Survival Outcomes and Failure Patterns in Patients with Inoperable Non-Metastatic Pancreatic Cancer Treated with Definitive Radiotherapy.

This study investigated the long-term results, failure patterns, and prognostic factors of patients with initially inoperable non-metastatic pancreatic cancer (PC) receiving definitive radiotherapy (RT). Between January 2016 and December 2020, a total of 168 non-metastatic PC patients, who were surgically unresectable or medically inoperable, were enrolled to receive definitive RT, with or without chemotherapy. Overall survival (OS) and progression-free survival (PFS) were evaluated using the Kaplan-Meier method with a log-rank test. The cumulative incidence of locoregional and distant progression was estimated using the competing risks model.
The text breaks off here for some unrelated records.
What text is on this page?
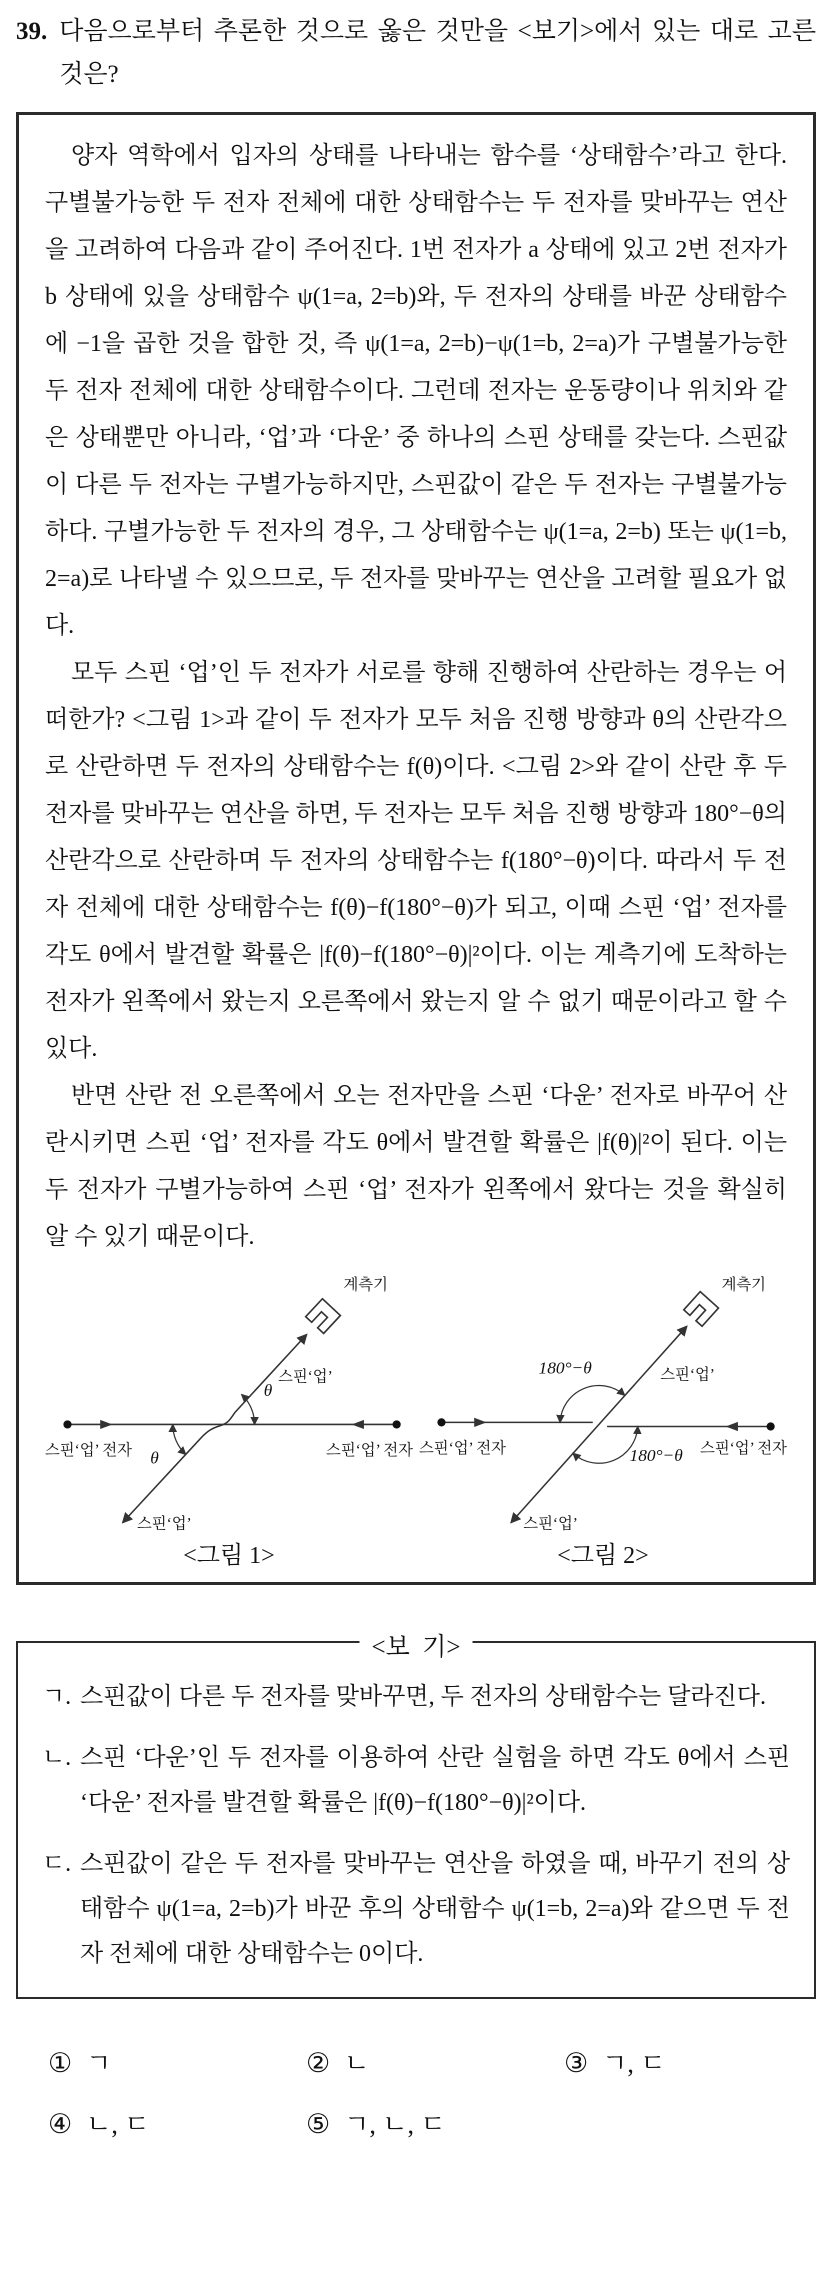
39. 다음으로부터 추론한 것으로 옳은 것만을 <보기>에서 있는 대로 고른 것은?

양자 역학에서 입자의 상태를 나타내는 함수를 ‘상태함수’라고 한다. 구별불가능한 두 전자 전체에 대한 상태함수는 두 전자를 맞바꾸는 연산을 고려하여 다음과 같이 주어진다. 1번 전자가 a 상태에 있고 2번 전자가 b 상태에 있을 상태함수 ψ(1=a, 2=b)와, 두 전자의 상태를 바꾼 상태함수에 −1을 곱한 것을 합한 것, 즉 ψ(1=a, 2=b)−ψ(1=b, 2=a)가 구별불가능한 두 전자 전체에 대한 상태함수이다. 그런데 전자는 운동량이나 위치와 같은 상태뿐만 아니라, ‘업’과 ‘다운’ 중 하나의 스핀 상태를 갖는다. 스핀값이 다른 두 전자는 구별가능하지만, 스핀값이 같은 두 전자는 구별불가능하다. 구별가능한 두 전자의 경우, 그 상태함수는 ψ(1=a, 2=b) 또는 ψ(1=b, 2=a)로 나타낼 수 있으므로, 두 전자를 맞바꾸는 연산을 고려할 필요가 없다.

모두 스핀 ‘업’인 두 전자가 서로를 향해 진행하여 산란하는 경우는 어떠한가? <그림 1>과 같이 두 전자가 모두 처음 진행 방향과 θ의 산란각으로 산란하면 두 전자의 상태함수는 f(θ)이다. <그림 2>와 같이 산란 후 두 전자를 맞바꾸는 연산을 하면, 두 전자는 모두 처음 진행 방향과 180°−θ의 산란각으로 산란하며 두 전자의 상태함수는 f(180°−θ)이다. 따라서 두 전자 전체에 대한 상태함수는 f(θ)−f(180°−θ)가 되고, 이때 스핀 ‘업’ 전자를 각도 θ에서 발견할 확률은 |f(θ)−f(180°−θ)|²이다. 이는 계측기에 도착하는 전자가 왼쪽에서 왔는지 오른쪽에서 왔는지 알 수 없기 때문이라고 할 수 있다.

반면 산란 전 오른쪽에서 오는 전자만을 스핀 ‘다운’ 전자로 바꾸어 산란시키면 스핀 ‘업’ 전자를 각도 θ에서 발견할 확률은 |f(θ)|²이 된다. 이는 두 전자가 구별가능하여 스핀 ‘업’ 전자가 왼쪽에서 왔다는 것을 확실히 알 수 있기 때문이다.

계측기
스핀‘업’
θ
θ
스핀‘업’ 전자	스핀‘업’ 전자
스핀‘업’
<그림 1>
계측기
스핀‘업’
180°−θ
180°−θ
스핀‘업’ 전자	스핀‘업’ 전자
스핀‘업’
<그림 2>
<보  기>
ㄱ. 스핀값이 다른 두 전자를 맞바꾸면, 두 전자의 상태함수는 달라진다.
ㄴ. 스핀 ‘다운’인 두 전자를 이용하여 산란 실험을 하면 각도 θ에서 스핀 ‘다운’ 전자를 발견할 확률은 |f(θ)−f(180°−θ)|²이다.
ㄷ. 스핀값이 같은 두 전자를 맞바꾸는 연산을 하였을 때, 바꾸기 전의 상태함수 ψ(1=a, 2=b)가 바꾼 후의 상태함수 ψ(1=b, 2=a)와 같으면 두 전자 전체에 대한 상태함수는 0이다.
① ㄱ	② ㄴ	③ ㄱ, ㄷ
④ ㄴ, ㄷ	⑤ ㄱ, ㄴ, ㄷ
The Cox proportional-hazards model was used to determine the influence of prognostic variables on OS. With a median follow-up of 20.2 months, the median OS (mOS) and median PFS (mPFS) from diagnosis were 18.0 months [95% confidence interval (CI), 16.5-21.7 months] and 12.3 months (95% CI, 10.2-14.3 months), respectively. The mOS and mPFS from RT were 14.3 months (95% CI, 12.7-18.3 months) and 7.7 months (95% CI, 5.5-12.0 months), respectively. The corresponding 1-year, 2-year, and 3-year OS from diagnosis and RT were 72.1%, 36.6%, and 21.5% as well as 59.0%, 28.8%, and 19.0%, respectively. In a multivariate analysis, stage I-II (p = 0.032), pre-RT CA19-9 ≤ 130 U/mL (p = 0.011), receiving chemotherapy (p = 0.003), and a biologically effective dose (BED10) > 80 Gy (p = 0.014) showed a significant favorable influence on OS. Among the 59 available patients with definite progression sites, the recurrences of local, regional, and distant progression were 33.9% (20/59), 18.6% (11/59), and 59.3% (35/59), respectively. The 1-year and 2-year cumulative incidences of locoregional progression after RT were 19.5% (95% CI, 11.5-27.5%) and 32.8% (95% CI, 20.8-44.8%), respectively. Definitive RT was associated with long-term primary tumor control, resulting in superior survival in patients with inoperable non-metastatic PC. Further prospective randomized trials are warranted to validate our results in these patients.